Diese Selbstentwertung ist häufig unrealistisch; sie entspricht nicht der Wirklichkeit. Sie verhindert daher eine ehrliche Selbstkritik und Selbstverantwortung. Man verurteilt sich in Bausch und Bogen und meidet ein tatsächliches Hinsehen auf die Sachverhalte.
Oft ist diese Selbstbeschuldigung nur die Kehrseite des Stolzes. Im Grunde möchte man besser sein als die anderen und sich über sie erheben. Aber dann kommt die Stimme des eigenen ‚Über-Ichs‘, die das verbietet.

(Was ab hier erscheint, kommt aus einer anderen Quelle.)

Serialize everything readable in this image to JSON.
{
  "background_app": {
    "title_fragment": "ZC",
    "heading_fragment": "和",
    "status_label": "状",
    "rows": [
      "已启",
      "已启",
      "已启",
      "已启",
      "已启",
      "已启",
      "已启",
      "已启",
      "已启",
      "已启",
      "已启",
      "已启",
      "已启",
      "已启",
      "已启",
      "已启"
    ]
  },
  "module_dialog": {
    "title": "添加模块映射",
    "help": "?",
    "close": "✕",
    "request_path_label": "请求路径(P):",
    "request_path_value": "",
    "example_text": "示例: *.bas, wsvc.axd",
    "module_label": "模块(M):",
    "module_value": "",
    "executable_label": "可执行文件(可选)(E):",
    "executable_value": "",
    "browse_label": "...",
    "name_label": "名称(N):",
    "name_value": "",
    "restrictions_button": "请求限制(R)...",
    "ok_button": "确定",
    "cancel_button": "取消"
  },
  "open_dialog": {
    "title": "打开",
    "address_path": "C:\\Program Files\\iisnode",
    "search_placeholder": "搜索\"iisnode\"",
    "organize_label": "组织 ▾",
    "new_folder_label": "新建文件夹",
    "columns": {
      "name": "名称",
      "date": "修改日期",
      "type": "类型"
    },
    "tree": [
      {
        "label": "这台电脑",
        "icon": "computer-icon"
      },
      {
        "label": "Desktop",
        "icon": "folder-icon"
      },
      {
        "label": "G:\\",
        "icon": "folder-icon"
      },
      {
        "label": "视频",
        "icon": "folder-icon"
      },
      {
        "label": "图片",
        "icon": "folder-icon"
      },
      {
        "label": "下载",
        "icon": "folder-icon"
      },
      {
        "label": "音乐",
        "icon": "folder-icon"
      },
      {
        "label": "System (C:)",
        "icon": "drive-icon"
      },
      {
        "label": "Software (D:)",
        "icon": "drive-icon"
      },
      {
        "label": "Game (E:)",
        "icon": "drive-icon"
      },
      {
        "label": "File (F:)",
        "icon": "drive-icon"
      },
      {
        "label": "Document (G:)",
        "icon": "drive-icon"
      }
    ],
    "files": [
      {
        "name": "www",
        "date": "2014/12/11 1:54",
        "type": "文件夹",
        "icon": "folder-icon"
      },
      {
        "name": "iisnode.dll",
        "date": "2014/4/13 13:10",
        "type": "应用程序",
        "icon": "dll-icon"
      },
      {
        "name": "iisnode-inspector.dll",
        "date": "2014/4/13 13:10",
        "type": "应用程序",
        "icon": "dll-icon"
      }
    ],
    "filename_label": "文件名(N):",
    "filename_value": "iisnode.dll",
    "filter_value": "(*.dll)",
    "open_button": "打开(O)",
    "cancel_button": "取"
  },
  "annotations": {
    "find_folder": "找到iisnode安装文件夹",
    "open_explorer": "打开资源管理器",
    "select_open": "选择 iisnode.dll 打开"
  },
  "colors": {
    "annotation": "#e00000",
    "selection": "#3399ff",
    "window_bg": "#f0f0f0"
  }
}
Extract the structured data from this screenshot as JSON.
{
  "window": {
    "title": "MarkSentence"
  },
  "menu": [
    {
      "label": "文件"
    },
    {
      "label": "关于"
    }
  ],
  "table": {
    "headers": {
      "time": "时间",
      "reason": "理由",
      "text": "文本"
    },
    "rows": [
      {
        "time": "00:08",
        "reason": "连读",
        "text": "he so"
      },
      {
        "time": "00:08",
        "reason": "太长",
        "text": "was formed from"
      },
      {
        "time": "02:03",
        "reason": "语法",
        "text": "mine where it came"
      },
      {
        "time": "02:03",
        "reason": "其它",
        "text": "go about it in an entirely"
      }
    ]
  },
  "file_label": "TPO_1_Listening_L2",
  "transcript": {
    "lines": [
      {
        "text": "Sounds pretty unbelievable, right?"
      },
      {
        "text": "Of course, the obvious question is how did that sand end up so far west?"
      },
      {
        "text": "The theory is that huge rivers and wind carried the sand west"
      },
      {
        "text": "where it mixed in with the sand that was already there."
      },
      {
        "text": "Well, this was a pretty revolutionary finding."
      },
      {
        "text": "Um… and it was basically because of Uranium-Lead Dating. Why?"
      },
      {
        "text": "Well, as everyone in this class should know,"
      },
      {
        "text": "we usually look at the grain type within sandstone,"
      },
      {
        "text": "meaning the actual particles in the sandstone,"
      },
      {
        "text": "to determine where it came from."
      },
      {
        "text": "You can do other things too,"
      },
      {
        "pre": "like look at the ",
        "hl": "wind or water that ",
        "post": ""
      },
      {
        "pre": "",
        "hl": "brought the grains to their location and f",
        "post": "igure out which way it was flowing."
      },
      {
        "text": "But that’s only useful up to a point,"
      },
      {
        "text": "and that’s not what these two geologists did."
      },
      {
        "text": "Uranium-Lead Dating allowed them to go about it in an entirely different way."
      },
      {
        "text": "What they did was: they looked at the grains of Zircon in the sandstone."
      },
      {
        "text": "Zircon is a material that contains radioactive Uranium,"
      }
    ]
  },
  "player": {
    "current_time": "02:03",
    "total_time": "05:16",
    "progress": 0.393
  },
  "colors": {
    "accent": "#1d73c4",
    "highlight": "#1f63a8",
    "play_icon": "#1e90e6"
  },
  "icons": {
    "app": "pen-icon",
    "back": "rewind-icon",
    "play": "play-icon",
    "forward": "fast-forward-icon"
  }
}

Und so bestraft man seine Versuchung zur Selbsterhöhung.
Anselm Grün
Keine Reifung ohne Schuld
Ohne Schuld gibt es keine Reifung. Ohne Schuld- Erkenntnis, ohne Schuld-Bekenntnis und Vergebung gibt es keine Veränderung. Allerdings ist der Weg durch die persönlichen Hemmungen hindurch ein schwerer bis hin zu der Stunde des Erkennens.
In der Beichte („Be-Ichten“ = Zu seinem Ich stehen) geht es darum, dass ein Mensch seine Erkenntnis ausspricht und bekennt, was ihn im Augenblick an Schuld beschwert oder bedrückt. Zur Bewältigung meiner Schuld gehört es, dass ich mir über meinen Zustand keine Illusionen mache, dass ich aufhöre, mir Sündenböcke zu suchen, und anfange, mir den Spiegel vorzuhalten. Es kann sein, dass ich zunächst erschrecke. Ich muss aber zugeben, dass ich es bin.
Vom ‚Ein‘-Blick zum ‚Aus‘-Blick
Ich muss mich mit meiner Schuld auseinandersetzen, das heißt, dass ich nicht nur mein Erbe und mein Milieu anklage und mich damit ‚entschuldige‘, sondern dass ich anfange, mich verantwortlich zu fühlen für das, was ich heute bin.
Schuldhaftes Verhalten ist nicht die Schuld an sich.
Der Begriff „Schuld“ wird begreifbarer, wenn er durch den Begriff ‚Verrat‘ ersetzt wird. Aus dem Verrat des ‚So-bin-ich-gemeint‘, meiner Ursprünglichkeit, meiner Ganzheit erwächst das ’schuldhafte Verhalten‘. Der Verlust der ‚Mitte‘ öffnet dem ‚Verrat‘ die Tür. Das konkret gestaltete Leben steht dann im Widerspruch zur innersten Authentizität.
Beispiel „Jesus“
Jesus lebte aus solcher ganzheitlichen Mitte. Er beschrieb sie so: Ich und der Vater sind eins. Er hat sich nie ‚verraten‘, er blieb sich treu und so ‚fand auch niemand Schuld an ihm‘. Aus dieser Mitte konnte er mit den Schuldigen solidarisch sein, sie ‚ansehen‘, ihnen vergeben. Christen glauben daran, dass sie – mit dieser von Jesus gezeigten Gottes-Kraft verbunden – den Weg von der Abhängigkeit durch Schuld zur Freiheit durch Vergebung gehen können.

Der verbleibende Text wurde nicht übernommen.